Miércoles, 7 de febrero de 2007


Por Luis Alonso Girgado
   

Hay, sin duda, amistades peligrosas. La de García Márquez lo fue —literariamente— para Álvaro Cepeda Samudio (n. en Barranquilla, 1926) que compartió con Gabo cabeceras de prensa y trabajos cinematográficos además de afectos, aventuras y lecturas en el serio del llamado «grupo de Barranquilla» en el que también estaban Alfonso y J. Félix Fuenmayor, Germán Vargas, Quique Scopell y Bernardo Restrepo. Lo peligroso de la amistad fue la marginación, la relegación que sufrió la obra narrativa de Cepeda Samudio y que sufrieron tantos otros cercanos a un río tan violento y caudaloso, a un peso tan insoportable como el de la obra de García Márquez. Cepeda, que con los breves y contados relatos de Todos estábamos a la espera (1954) programó toda una renovación del relato colombiano y que en palabras de J. Gilard era dueño «de un virtuosismo único en la literatura colombiana» (pág. 34); arma con la que reaccionó contra la cuentística telúrica y nacionalista de los años cincuenta y sesenta dominante en la violenta Colombia del bogotazo de 1948 y años posteriores.

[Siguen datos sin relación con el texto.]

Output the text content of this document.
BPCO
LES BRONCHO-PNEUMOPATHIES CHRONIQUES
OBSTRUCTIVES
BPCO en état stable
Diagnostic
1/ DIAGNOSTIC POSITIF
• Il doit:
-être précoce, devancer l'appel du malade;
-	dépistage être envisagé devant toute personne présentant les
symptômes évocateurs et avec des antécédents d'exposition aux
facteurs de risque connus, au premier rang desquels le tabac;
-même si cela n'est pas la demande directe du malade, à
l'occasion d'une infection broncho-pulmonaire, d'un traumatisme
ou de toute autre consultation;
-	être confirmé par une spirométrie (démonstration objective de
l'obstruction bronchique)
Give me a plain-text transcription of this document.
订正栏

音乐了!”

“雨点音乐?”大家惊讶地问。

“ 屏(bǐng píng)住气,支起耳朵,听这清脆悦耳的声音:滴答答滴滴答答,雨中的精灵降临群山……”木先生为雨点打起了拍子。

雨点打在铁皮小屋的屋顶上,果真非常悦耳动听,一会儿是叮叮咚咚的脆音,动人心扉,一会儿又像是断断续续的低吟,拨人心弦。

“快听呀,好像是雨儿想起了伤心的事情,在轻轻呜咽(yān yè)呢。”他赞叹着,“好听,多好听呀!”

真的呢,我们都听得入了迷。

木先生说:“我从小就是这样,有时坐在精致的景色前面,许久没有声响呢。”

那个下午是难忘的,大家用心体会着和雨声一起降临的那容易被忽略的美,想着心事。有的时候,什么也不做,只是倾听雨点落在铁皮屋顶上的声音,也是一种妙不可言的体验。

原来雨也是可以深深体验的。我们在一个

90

La nueva reedición, medio siglo después, de los ocho relatos que integran Todos estábamos a la espera (Cooperación Editorial, 2005), con introducción, notas y complementos didácticos de Jacques Gilard, sirve para el reencuentro con un Cepeda Samudio que ya desde su adolescencia como estudiante en el Colegio Americano de Barranquilla y entre 1949 y 1950 con su estancia en las universidades de Michigan y Columbia, asimiló la técnica del relato de los grandes maestros Faulkner, Hemingway, Steinbeck, J. Dos Passos, E. Caldwel, Norman Mailer y T Capote, radicalmente ajenos al criollismo de la narrativa colombiana de la época. Y sirve también para reparar un injusto desconocimiento y poner el acento en el añadido valor histórico que Todos estábamos a la espera posee en el contexto de las letras colombianas, contexto que este libro rompió y renovó con voluntad experimental, abierta y universalista. La publicación de su novela La casa grande (1962) y, ya en 1972, año de su prematura muerte, de Los cuentos de Juana cierra el breve periplo narrativo que tuvo un capítulo de iniciación en cabeceras de prensa colombiana como Mito, Crónica, El Colombiano, El Nacional, Estampa o Diario del Caribe donde Cepeda Samudio publicó relatos, alguna traducción, capítulos de novela y otros escritos literarios.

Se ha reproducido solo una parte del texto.